Het weerbericht spreekt over enkele buien met kans op onweer, maar dat nemen we op de koop toe. Voorlopig is het mooi weer, althans het is droog. Om half negen mogen we aan het avontuur beginnen. Voor mij is het lang geleden dat ik op pad ben geweest. Een vervelende ontsteking in de luchtwegen sneed mij de lucht af en zonder adem kom je niet ver. Tijdens de avondvierdaagse, een maand geleden, heb ik het op moeten geven.
Heine loopt bezijden mij als we onze tocht aanvangen. Hij zegt niet veel, dus heb ik gelegenheid om te denken aan wat mij te doen staat, mocht het onverhoopt niet lukken. Dordrecht is voor mij geen onbekend terrein en ook Heine zal er niet verdwalen. Op ons gemak, het tempo ligt rond de 5 km/uur, volgen we de goed bepijlde route. Verrassend is het stuk dat ons uit het startbureau naar de stad voert. Er zijn zelfs paden, die ik zelfs niet eerder heb belopen. En het lijkt goed te gaan. Medewandelaars zijn er niet veel, maar die er zijn lopen ons voorbij.
Af en toe neem ik even de tijd voor een tussenstop. Een bankje of een brugleuning leent zich er goed voor. Heine wacht dan geduldig ondertussen vragend hoe laat we binnen zullen zijn. En de lucht afspeurend of er al regenwolken in aantocht zijn. Soms heb ik de indruk dat hij van de omgeving niet veel ziet. Op het moment dat we bij de steiger van de waterbus op de Merwedekade zijn, begint het te regenen. Vlug schieten we bij 'Sta Pal', een soort buurthuis in. Er is daar net een verkoop van tweedehands kleding gaande, maar dat deert ons niet. Er is tijd en ruimte genoeg om een consumptie te nuttigen.
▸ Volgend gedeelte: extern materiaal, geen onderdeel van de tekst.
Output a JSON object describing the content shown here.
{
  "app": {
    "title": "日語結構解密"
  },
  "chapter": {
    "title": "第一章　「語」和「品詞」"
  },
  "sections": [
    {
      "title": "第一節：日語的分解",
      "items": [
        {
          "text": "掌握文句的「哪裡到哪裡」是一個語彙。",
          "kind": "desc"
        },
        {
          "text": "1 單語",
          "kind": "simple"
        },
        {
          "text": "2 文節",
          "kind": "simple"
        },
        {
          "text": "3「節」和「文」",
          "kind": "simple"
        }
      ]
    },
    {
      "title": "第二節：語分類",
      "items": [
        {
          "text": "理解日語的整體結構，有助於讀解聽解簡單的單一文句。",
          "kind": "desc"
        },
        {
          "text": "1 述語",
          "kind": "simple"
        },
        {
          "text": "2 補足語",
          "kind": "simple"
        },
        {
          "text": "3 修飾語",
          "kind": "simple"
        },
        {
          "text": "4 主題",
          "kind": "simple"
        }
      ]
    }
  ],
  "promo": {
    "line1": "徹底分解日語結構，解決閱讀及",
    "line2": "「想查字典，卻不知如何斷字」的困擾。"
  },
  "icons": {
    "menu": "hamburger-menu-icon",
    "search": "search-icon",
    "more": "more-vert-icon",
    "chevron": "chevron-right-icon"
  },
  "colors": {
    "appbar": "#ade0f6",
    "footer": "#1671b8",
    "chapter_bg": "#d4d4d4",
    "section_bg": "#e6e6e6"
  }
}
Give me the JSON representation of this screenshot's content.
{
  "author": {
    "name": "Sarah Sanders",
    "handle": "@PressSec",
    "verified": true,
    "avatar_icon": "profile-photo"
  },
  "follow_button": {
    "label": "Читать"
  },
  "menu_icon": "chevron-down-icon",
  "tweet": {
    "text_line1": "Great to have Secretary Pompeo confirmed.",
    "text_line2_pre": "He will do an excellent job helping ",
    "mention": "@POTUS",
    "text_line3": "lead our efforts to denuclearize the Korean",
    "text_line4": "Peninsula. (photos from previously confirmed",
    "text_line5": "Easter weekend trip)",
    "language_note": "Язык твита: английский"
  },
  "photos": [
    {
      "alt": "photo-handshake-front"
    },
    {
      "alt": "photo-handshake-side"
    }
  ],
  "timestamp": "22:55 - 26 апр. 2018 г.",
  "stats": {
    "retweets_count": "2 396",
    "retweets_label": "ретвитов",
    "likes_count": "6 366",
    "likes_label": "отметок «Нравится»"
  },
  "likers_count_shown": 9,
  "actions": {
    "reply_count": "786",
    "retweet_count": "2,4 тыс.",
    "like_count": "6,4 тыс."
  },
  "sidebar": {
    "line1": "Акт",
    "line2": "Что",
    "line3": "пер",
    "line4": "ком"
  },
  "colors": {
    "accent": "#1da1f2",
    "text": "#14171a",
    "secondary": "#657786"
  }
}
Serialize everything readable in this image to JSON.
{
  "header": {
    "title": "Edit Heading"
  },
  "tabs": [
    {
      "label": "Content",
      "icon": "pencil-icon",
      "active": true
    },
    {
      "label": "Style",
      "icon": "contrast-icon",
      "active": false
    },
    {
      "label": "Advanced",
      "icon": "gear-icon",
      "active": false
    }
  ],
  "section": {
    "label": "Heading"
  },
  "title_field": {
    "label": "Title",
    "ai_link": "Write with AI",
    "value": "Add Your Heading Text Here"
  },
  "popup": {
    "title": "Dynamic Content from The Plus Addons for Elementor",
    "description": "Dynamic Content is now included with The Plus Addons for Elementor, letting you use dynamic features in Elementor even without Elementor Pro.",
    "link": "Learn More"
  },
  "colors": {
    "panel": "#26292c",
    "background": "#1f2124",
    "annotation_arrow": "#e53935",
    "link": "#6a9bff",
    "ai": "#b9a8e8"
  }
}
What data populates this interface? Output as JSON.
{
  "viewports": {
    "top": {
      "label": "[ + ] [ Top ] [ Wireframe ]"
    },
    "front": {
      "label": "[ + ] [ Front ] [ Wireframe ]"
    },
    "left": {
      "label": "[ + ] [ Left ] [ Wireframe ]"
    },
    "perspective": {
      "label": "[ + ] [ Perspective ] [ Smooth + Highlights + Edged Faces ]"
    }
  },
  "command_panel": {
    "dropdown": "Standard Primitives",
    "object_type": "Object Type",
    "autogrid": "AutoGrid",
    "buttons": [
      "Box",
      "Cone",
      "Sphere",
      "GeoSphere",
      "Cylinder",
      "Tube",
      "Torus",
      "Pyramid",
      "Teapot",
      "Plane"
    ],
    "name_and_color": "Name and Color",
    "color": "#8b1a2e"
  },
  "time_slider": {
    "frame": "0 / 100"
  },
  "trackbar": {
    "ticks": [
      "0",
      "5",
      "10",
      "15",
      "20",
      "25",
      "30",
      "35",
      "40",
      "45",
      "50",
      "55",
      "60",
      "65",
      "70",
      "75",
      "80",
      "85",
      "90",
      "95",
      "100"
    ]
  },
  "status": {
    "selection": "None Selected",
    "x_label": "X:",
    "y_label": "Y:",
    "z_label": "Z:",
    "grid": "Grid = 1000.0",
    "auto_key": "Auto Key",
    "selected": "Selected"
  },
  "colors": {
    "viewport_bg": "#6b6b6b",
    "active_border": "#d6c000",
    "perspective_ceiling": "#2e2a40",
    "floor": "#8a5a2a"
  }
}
Als we weer buiten komen is de regen opgehouden en kunnen we onze route vervolgen. De straten zien er verlaten uit en dat is volgens Heine niet zo vreemd. De winkels gaan pas om twaalf uur open en daar komen de mensen voor. Slechts een enkele buitenlands sprekende toerist kruist ons pad. Het parkoers slingert door de oude binnenstad en al ben ik hier al voor de zoveelste keer, het blijft mooi. Vooral als de zon even tussen de wolken door naar buiten glipt en de Grote Kerk of het stadhuis in blakend licht zet, is het een weldaad voor het oog. Ik probeer aan Heine nog iets van de geschiedenis over te brengen, maar veel interesse heeft hij niet. Hij vraagt alleen maar hoe ver het nog tot de rust is.
Na nog een paar keer een stuk van de Voorstraat en Wijnstraat doorkruist te hebben, zoeken we het havenkwartier weer op en zien, terwijl donkere wolken zich boven onze hoofden samentrekken, aan de overkant van het water Zwijndrecht in schitterend zonlicht liggen. Gelukkig hoeven we de brug niet over. Ten eerste omdat hij openstaat om de scheepvaart doorvaart te verlenen en ten tweede omdat ik opzie tegen de klim. Bij de kleine hobbeltjes in de stad had ik al moeite, laat staan wat het hier geweest zou zijn.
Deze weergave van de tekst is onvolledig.